Jonny Hilberath: Naja, Sorgen oder besser Gedanken macht man sich immer um Verletzungspech, das jeden jederzeit ereilen kann. Gesunde Pferde sind die Grundvoraussetzung, dafür muss man so gut es geht Sorge tragen und klug und behutsam mit seinem Pferd umgehen. Darauf achten die Reiter, aber natürlich auch wir Trainer.

 

dressursport-deutschland.de: Sie sind Trainer mit Leib und Seele – hat sich am Training in den letzten Jahren etwas verändert?

Jonny Hilberath: Wir kriegen immer bessere Pferde. Die Kombination von Gebäude und Grundgangarten verbessert sich immer mehr. Natürlich muss auch das Pferd mit den besten Qualitäten richtig ausgebildet werden, aber man muss sich bewusst machen: Wir haben heute ein ‚Material‘ unter dem Sattel, was es so noch nie gab. Das gibt dem ein oder anderen Reiter und auch mir im Training manchmal einen etwas anderen Ansatz. Auf diese noch sensibleren Pferden muss man das Reiten und Trainieren einstellen. Das ist eigentlich genau das, was jeder Reiter möchte. Es erfüllen sich Träume und Wünsche in den letzten Jahren. Was wir bei der WM in Herning und auch auf anderen größeren Turnieren an Pferden sehen, das sind hübsche Pferde mit guten Qualitäten, die sich gut tragen und das Technische wird in der breiten Masse immer ausgefeilter und sicherer. Man sieht kaum noch Pferde, die offensichtliche Lektionsschwächen haben. Das ist natürlich etwas, was mich als Ausbilder positiv und freudig stimmt. Und das ist nicht nur auf unsere deutschen Reiter bezogen, das spiegelt sich auch international wider.

 

dressursport-deutschland.de: Was sagen Sie zur aktuellen Diskussion um die Wahlfreiheit Kandare oder Trense im Grand Prix-Sport?

Jonny Hilberath: Mich beschäftigt ununterbrochen, dass die Kandare als Zwangmittel dargestellt wird. Dieses Thema hat eine völlig verkehrte Überschrift. Es geht um ‚Welfare of the Horse‘ – das ist eigentlich die Diskussion Trense oder Kandare. Es spricht eigentlich nichts gegen die Wahl von Kandare oder Trense, aber solange die Kandare als ‚Martermaterial‘ gesehen wird, ist der Kontext schlicht falsch. Viele würden gerne die Wahl haben, aber es geht ja gar nicht um das Wohl des Pferdes, um den Gedanken, dass sich das Pferd mit Trense oder Kandare wohler fühlt. Sondern die Diskussion geht um die Schärfe der Zäumung.

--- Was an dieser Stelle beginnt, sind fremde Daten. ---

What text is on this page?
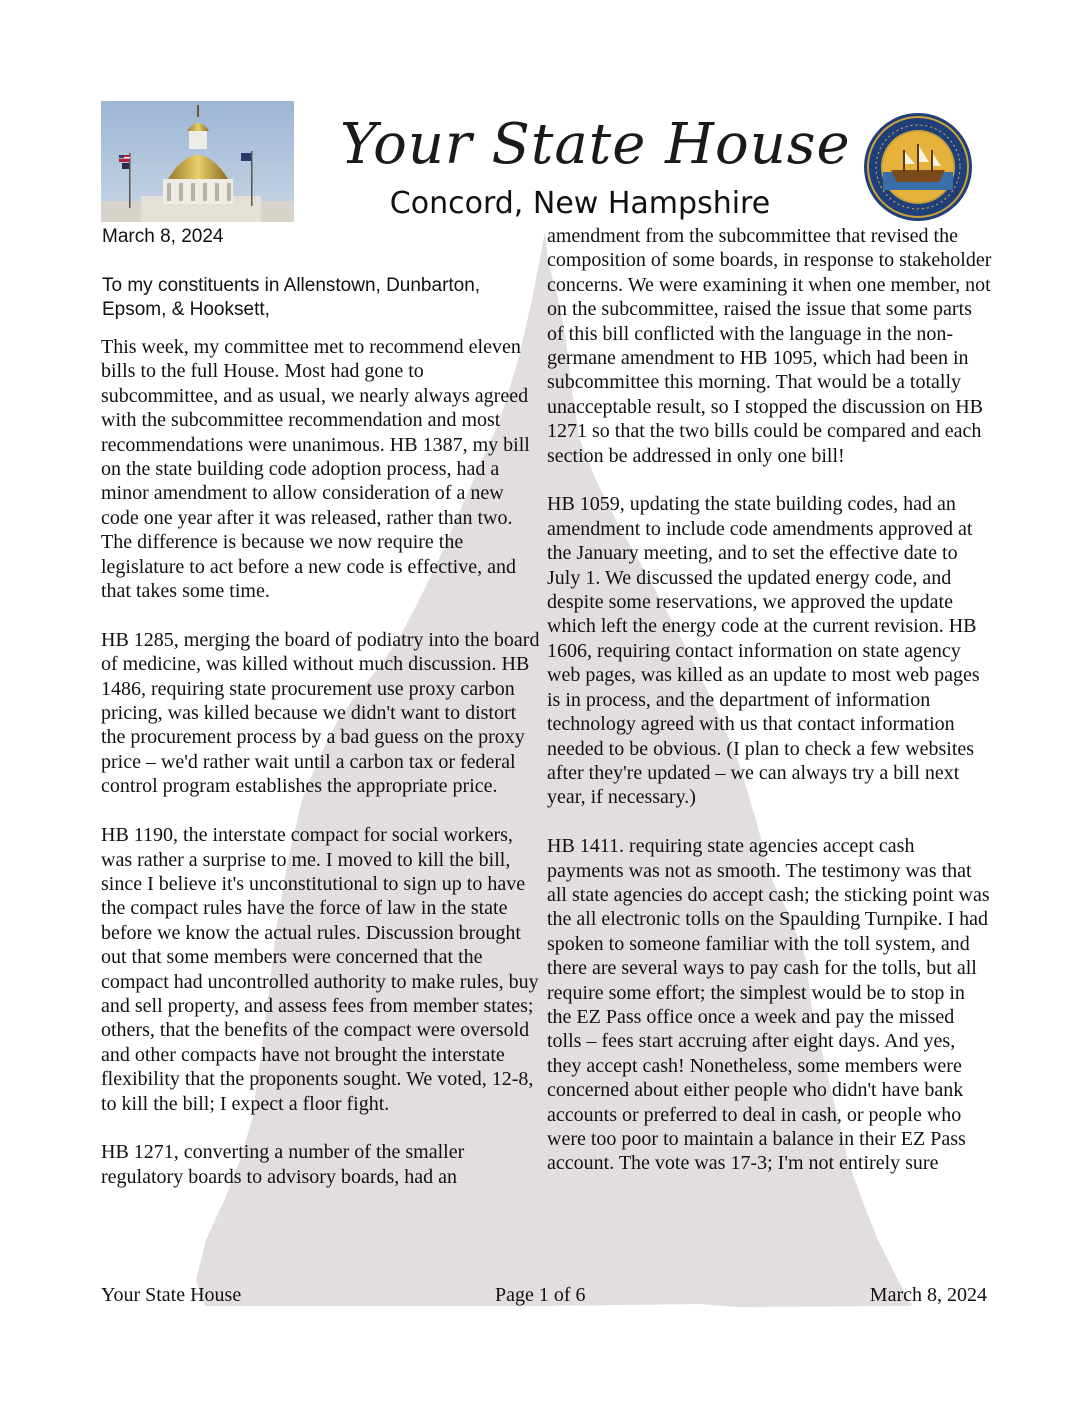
Your State House
Concord, New Hampshire
March 8, 2024
To my constituents in Allenstown, Dunbarton, Epsom, & Hooksett,

This week, my committee met to recommend eleven bills to the full House. Most had gone to subcommittee, and as usual, we nearly always agreed with the subcommittee recommendation and most recommendations were unanimous. HB 1387, my bill on the state building code adoption process, had a minor amendment to allow consideration of a new code one year after it was released, rather than two. The difference is because we now require the legislature to act before a new code is effective, and that takes some time.

HB 1285, merging the board of podiatry into the board of medicine, was killed without much discussion. HB 1486, requiring state procurement use proxy carbon pricing, was killed because we didn't want to distort the procurement process by a bad guess on the proxy price – we'd rather wait until a carbon tax or federal control program establishes the appropriate price.

HB 1190, the interstate compact for social workers, was rather a surprise to me. I moved to kill the bill, since I believe it's unconstitutional to sign up to have the compact rules have the force of law in the state before we know the actual rules. Discussion brought out that some members were concerned that the compact had uncontrolled authority to make rules, buy and sell property, and assess fees from member states; others, that the benefits of the compact were oversold and other compacts have not brought the interstate flexibility that the proponents sought. We voted, 12-8, to kill the bill; I expect a floor fight.

HB 1271, converting a number of the smaller regulatory boards to advisory boards, had an

amendment from the subcommittee that revised the composition of some boards, in response to stakeholder concerns. We were examining it when one member, not on the subcommittee, raised the issue that some parts of this bill conflicted with the language in the non-germane amendment to HB 1095, which had been in subcommittee this morning. That would be a totally unacceptable result, so I stopped the discussion on HB 1271 so that the two bills could be compared and each section be addressed in only one bill!

HB 1059, updating the state building codes, had an amendment to include code amendments approved at the January meeting, and to set the effective date to July 1. We discussed the updated energy code, and despite some reservations, we approved the update which left the energy code at the current revision. HB 1606, requiring contact information on state agency web pages, was killed as an update to most web pages is in process, and the department of information technology agreed with us that contact information needed to be obvious. (I plan to check a few websites after they're updated – we can always try a bill next year, if necessary.)

HB 1411. requiring state agencies accept cash payments was not as smooth. The testimony was that all state agencies do accept cash; the sticking point was the all electronic tolls on the Spaulding Turnpike. I had spoken to someone familiar with the toll system, and there are several ways to pay cash for the tolls, but all require some effort; the simplest would be to stop in the EZ Pass office once a week and pay the missed tolls – fees start accruing after eight days. And yes, they accept cash! Nonetheless, some members were concerned about either people who didn't have bank accounts or preferred to deal in cash, or people who were too poor to maintain a balance in their EZ Pass account. The vote was 17-3; I'm not entirely sure

Your State House	Page 1 of 6	March 8, 2024
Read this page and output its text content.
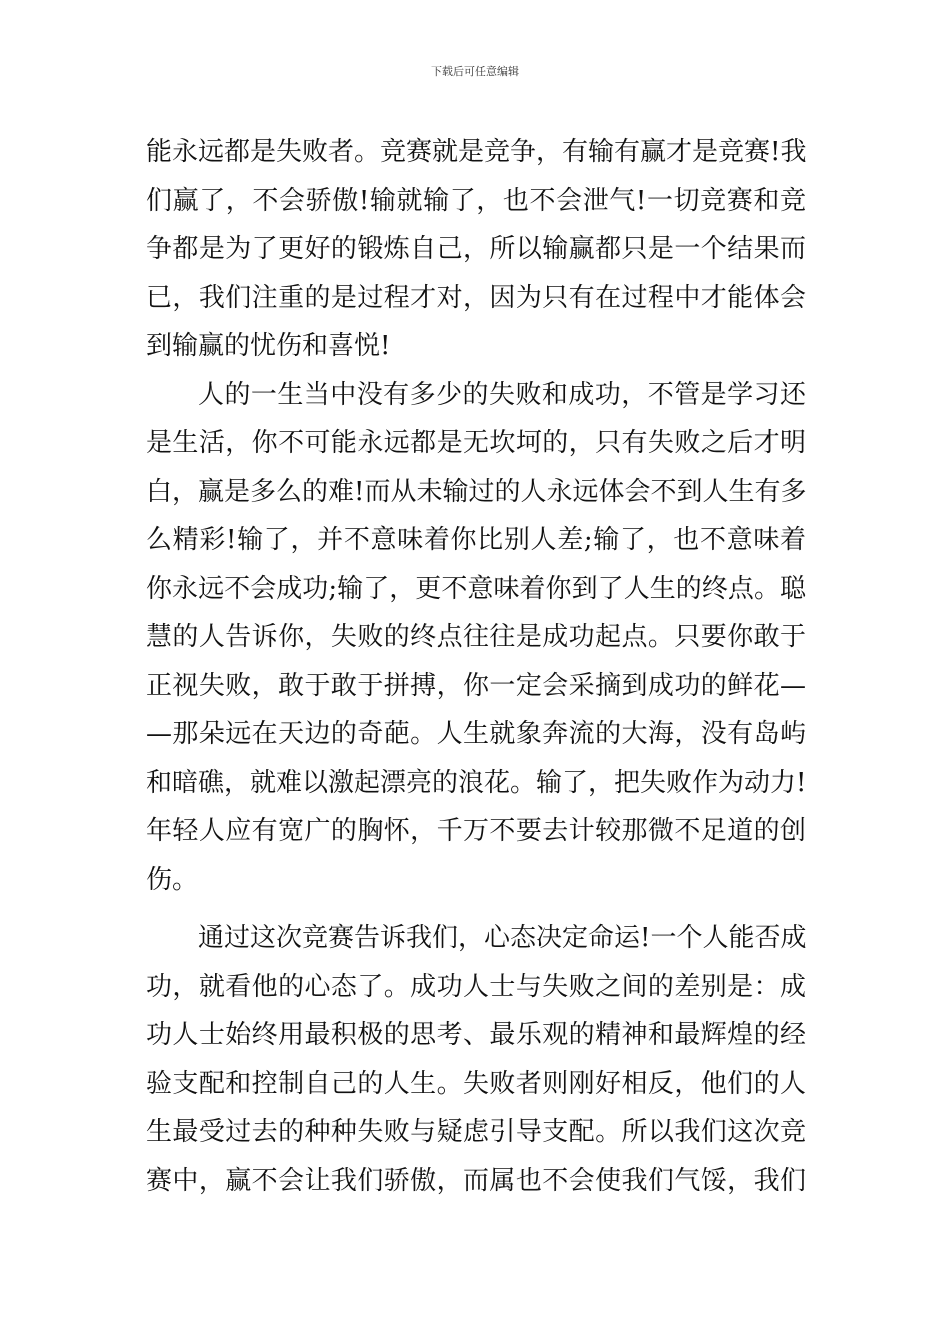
下载后可任意编辑
能永远都是失败者。竞赛就是竞争，有输有赢才是竞赛!我
们赢了，不会骄傲!输就输了，也不会泄气!一切竞赛和竞
争都是为了更好的锻炼自己，所以输赢都只是一个结果而
已，我们注重的是过程才对，因为只有在过程中才能体会
到输赢的忧伤和喜悦!
人的一生当中没有多少的失败和成功，不管是学习还
是生活，你不可能永远都是无坎坷的，只有失败之后才明
白，赢是多么的难!而从未输过的人永远体会不到人生有多
么精彩!输了，并不意味着你比别人差;输了，也不意味着
你永远不会成功;输了，更不意味着你到了人生的终点。聪
慧的人告诉你，失败的终点往往是成功起点。只要你敢于
正视失败，敢于敢于拼搏，你一定会采摘到成功的鲜花—
—那朵远在天边的奇葩。人生就象奔流的大海，没有岛屿
和暗礁，就难以激起漂亮的浪花。输了，把失败作为动力!
年轻人应有宽广的胸怀，千万不要去计较那微不足道的创
伤。
通过这次竞赛告诉我们，心态决定命运!一个人能否成
功，就看他的心态了。成功人士与失败之间的差别是：成
功人士始终用最积极的思考、最乐观的精神和最辉煌的经
验支配和控制自己的人生。失败者则刚好相反，他们的人
生最受过去的种种失败与疑虑引导支配。所以我们这次竞
赛中，赢不会让我们骄傲，而属也不会使我们气馁，我们
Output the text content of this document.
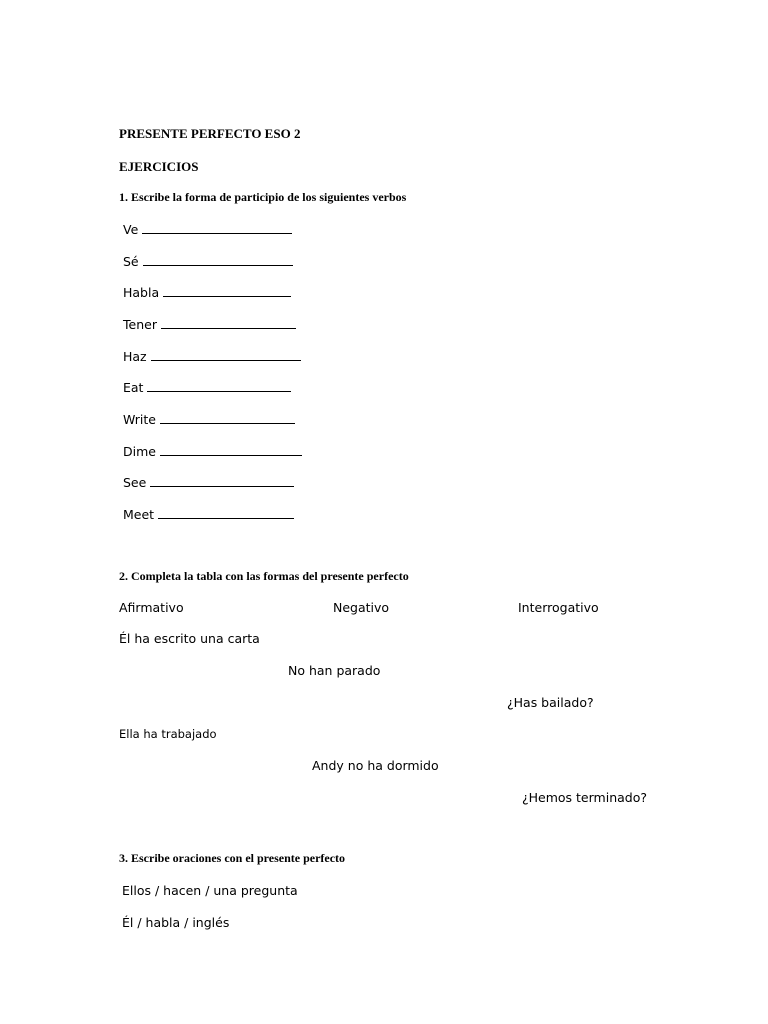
PRESENTE PERFECTO ESO 2
EJERCICIOS
1. Escribe la forma de participio de los siguientes verbos
Ve
Sé
Habla
Tener
Haz
Eat
Write
Dime
See
Meet
2. Completa la tabla con las formas del presente perfecto
Afirmativo	Negativo	Interrogativo
Él ha escrito una carta
No han parado
¿Has bailado?
Ella ha trabajado
Andy no ha dormido
¿Hemos terminado?
3. Escribe oraciones con el presente perfecto
Ellos / hacen / una pregunta
Él / habla / inglés
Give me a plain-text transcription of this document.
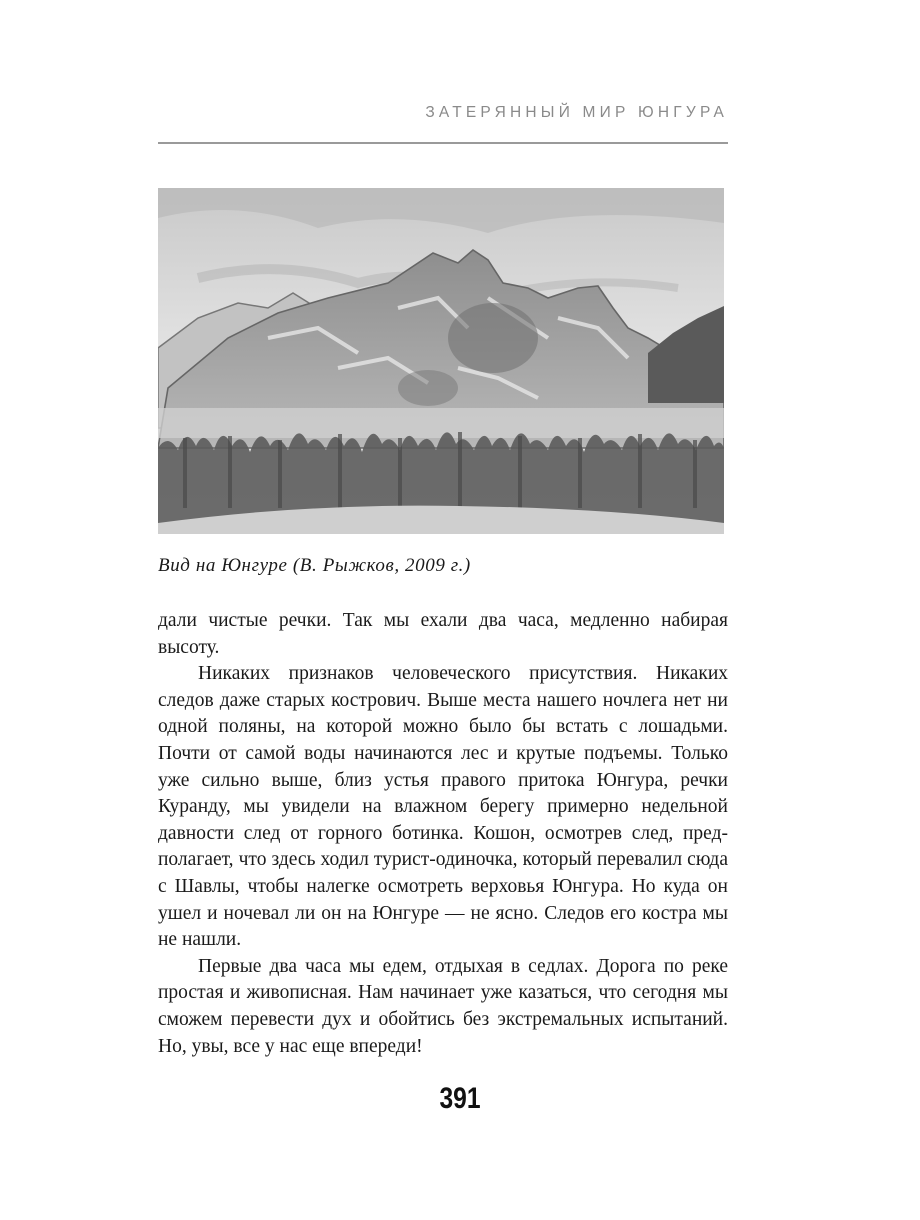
ЗАТЕРЯННЫЙ МИР ЮНГУРА
Вид на Юнгуре (В. Рыжков, 2009 г.)

дали чистые речки. Так мы ехали два часа, медленно набирая высоту.

Никаких признаков человеческого присутствия. Никаких следов даже старых кострович. Выше места нашего ночлега нет ни одной поляны, на которой можно было бы встать с лошадьми. Почти от самой воды начинаются лес и крутые подъемы. Только уже сильно выше, близ устья правого притока Юнгура, речки Куранду, мы увидели на влажном берегу примерно недельной давности след от горного ботинка. Кошон, осмотрев след, предполагает, что здесь ходил турист-одиночка, который перевалил сюда с Шавлы, чтобы налегке осмотреть верховья Юнгура. Но куда он ушел и ночевал ли он на Юнгуре — не ясно. Следов его костра мы не нашли.

Первые два часа мы едем, отдыхая в седлах. Дорога по реке простая и живописная. Нам начинает уже казаться, что сегодня мы сможем перевести дух и обойтись без экстремальных испытаний. Но, увы, все у нас еще впереди!

391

Und man kann sich ausmalen, wie derjenige, der in einem Feld von 15 Reitern zu den drei oder vier gehört, die auf Kandare reiten, gesehen wird. Das finde ich schade. Das müssen wir besser diskutieren. Es muss klar sein, dass das Reiten auf Kandare eine Vervollkommnung der Reiterei und der Selbsthaltung des Pferdes bedeutet. Das Reiten auf Kandare steht unter einem völlig verkehrten Licht im Moment. Es geht nicht um ‚Welfare of the Horse‘ oder sportliche Relevanz, es geht um die Außendarstellung.

"…wenn der, der auf Trense reitet, der Gute ist, und der, der mit Kandare reitet, der Schlechte, dann ist das ein ganz verkehrter Ansatz."

Wenn man als Richter genau hinschaut, ist das Reiten auf Kandare ein Prüfstein und setzt einen ganz ausbalancierten von der Hand unabhängigen Sitz voraus. Es setzt voraus, dass man als Sportler eine ganz hohe Reife hat. Es geht nicht darum, dass wir nie eine Prüfung auf Trense reiten wollen, aber wenn der, der auf Trense reitet, der Gute ist, und der, der mit Kandare reitet, der Schlechte, dann ist das ein ganz verkehrter Ansatz.